Каблуков сказал: воевать, похоже, лучше. Воевать обязательно. Мучиться тоже обязательно. Но разница - как голодать: потому, что никого на охоте не подстрелил, или потому, что в магазинах полки пустые. Я тебе завидую. Ты сколько раз воевал?.. Три. Не завидуй. Антураж позабористей, а так - то же мученье. Мука - ощущение жизни. Самое точное. Самое подлинное. Чем чище, тем подлиннее. На войне всё замутненнее, и мука тоже. По "Шереметьеву" шел, аэропорт как аэропорт. А казалось, что война - не то вот-вот кончится, не то вот-вот начнется. Может, потому, что все-таки свет потемнее, чем в других аэропортах. Да просто мерещилось - встряска. "Случайно Крейцер тебе там не померещился?" - сказала Тоня. "Слу-ушай. Не хотел говорить.
– Речь Гурия оживилась, ускорилась.
– Именно! Это был он? А я решил, что всё, привет, ку-ку". "Что-то это значит, - проговорил он через три часа, уходя, уже в дверях.
– Что я сюда, а он туда. Вместо меня. Забавно".

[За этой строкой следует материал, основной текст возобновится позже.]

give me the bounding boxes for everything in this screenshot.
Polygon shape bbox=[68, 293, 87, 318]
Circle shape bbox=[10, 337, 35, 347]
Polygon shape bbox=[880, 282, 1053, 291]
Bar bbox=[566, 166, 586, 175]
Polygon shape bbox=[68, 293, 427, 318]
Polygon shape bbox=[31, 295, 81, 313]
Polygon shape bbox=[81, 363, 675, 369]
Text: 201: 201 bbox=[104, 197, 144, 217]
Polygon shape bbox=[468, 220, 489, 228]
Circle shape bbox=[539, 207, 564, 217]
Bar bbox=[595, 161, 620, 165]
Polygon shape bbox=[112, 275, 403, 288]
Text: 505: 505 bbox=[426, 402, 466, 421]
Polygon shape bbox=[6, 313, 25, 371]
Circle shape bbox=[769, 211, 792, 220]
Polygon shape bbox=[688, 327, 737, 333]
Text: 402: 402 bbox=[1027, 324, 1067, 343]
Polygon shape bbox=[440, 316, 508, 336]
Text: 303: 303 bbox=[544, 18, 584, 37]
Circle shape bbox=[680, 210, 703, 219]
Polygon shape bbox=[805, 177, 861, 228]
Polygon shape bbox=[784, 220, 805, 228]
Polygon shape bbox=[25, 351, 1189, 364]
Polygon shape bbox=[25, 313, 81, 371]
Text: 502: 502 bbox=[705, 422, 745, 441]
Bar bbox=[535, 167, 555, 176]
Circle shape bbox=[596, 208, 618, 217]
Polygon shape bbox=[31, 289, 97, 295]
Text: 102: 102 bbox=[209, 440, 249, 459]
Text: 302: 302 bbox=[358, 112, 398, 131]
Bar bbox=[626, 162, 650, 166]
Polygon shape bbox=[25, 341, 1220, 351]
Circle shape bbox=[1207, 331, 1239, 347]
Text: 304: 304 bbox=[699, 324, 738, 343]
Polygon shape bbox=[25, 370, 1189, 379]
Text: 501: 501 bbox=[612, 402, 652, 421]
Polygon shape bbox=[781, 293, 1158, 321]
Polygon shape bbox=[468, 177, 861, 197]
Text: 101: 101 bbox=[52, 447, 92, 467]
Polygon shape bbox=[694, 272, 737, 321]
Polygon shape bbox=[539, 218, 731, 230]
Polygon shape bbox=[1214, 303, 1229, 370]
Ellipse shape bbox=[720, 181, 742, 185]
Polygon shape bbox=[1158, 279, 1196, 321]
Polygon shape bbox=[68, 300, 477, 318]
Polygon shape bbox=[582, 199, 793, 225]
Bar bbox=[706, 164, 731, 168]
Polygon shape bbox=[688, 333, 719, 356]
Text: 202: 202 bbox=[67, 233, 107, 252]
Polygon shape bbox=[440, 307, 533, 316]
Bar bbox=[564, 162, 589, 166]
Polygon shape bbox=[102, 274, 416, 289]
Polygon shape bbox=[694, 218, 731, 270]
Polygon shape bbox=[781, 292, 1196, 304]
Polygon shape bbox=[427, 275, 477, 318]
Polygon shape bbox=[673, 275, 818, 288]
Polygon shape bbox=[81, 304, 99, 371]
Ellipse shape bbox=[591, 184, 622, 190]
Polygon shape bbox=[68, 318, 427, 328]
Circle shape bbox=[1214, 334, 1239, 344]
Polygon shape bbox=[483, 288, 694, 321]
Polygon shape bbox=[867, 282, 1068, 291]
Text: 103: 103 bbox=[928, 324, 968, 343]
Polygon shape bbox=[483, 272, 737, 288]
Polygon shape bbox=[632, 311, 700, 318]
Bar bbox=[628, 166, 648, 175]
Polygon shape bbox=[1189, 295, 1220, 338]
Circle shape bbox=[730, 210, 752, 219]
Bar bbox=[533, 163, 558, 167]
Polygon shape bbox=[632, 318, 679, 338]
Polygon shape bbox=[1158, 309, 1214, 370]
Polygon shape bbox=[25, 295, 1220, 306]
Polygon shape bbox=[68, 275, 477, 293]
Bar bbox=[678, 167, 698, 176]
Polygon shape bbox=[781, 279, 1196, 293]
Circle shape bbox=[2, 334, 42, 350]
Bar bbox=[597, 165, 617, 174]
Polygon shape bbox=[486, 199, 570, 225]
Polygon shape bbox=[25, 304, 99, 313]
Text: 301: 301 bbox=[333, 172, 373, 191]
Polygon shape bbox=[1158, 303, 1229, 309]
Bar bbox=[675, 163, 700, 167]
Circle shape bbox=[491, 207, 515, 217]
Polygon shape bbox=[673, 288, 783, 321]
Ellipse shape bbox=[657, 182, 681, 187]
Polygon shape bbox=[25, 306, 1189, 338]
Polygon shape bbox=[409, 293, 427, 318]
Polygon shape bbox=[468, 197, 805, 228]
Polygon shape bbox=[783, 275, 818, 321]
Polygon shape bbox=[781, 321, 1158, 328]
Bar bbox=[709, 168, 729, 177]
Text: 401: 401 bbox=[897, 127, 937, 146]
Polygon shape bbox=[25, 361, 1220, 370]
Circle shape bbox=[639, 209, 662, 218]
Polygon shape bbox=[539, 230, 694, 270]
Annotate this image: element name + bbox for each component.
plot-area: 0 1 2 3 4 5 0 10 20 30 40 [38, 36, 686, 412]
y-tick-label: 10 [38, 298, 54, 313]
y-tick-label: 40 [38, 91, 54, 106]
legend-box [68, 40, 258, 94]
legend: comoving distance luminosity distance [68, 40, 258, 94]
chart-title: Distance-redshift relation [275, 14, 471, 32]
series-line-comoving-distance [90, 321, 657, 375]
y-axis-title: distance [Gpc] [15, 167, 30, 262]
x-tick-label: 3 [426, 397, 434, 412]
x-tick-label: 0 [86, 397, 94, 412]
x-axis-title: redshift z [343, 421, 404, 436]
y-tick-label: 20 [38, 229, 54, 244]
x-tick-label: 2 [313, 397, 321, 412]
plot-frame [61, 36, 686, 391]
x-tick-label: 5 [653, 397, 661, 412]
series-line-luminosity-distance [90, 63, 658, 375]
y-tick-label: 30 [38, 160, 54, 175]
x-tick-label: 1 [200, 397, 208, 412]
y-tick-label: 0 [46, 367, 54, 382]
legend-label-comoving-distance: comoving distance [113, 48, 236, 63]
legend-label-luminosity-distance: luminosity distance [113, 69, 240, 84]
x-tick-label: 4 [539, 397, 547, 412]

А в последний день рано утром перед самым выездом на аэродром позвонил: "Тут из посольства человек говорит, что вчера Крейцер погиб. Фамилии не знает, но вроде он, описание совпадает". И в середине дня Людмила, из Тель-Авива: Крейцера заколол ножом арабский мальчишка. В Вифлееме. Он отправился туда от израильского КПП в такси, набитом арабами. Это рассказал солдат, который по инструкции предупредил его - на иврите и по-английски, что он предпринимает путешествие под свою ответственность. Осмотрел храм, постоял у яслей - там его видел армянский священник. Вышел, с центральной улицы свернул в боковую. О факте смерти сообщил палестинский полицейский. По показаниям очевидцев, подрались два подростка. Крейцер стал разнимать и получил ножом в живот. Все единогласно утверждали, что Крейцер нападал, мальчишка не превысил мер самозащиты. Понятно, все было вранье - кроме убийства. Кроме смерти Крейцера. Невероятной в предположении.
Людмила вернулась в Москву, звонила, несколько раз договаривались встретиться, но нетвердо. Наконец пригласила придти в квартиру Крейцера. Перед тем успели порознь позвонить три его приятельницы, Каблуковы были с ними мельком знакомы. Все говорили о Людмиле дурно: циничная баба, хищница. Когда Каблуковы пришли, она с этого прямо и начала. Я знаю, что обо мне так думают. А и не знала бы, нельзя не догадаться, что будут так думать. Мне все равно. Я была прежде замужем, у меня были романы. За него - она неопределенно повела рукой, обозначая Крейцера, - выходить не собиралась, он хотел. Ни на квартиру, ни на имущество не целилась - если не верите, то и не надо. А вот на него - очень даже.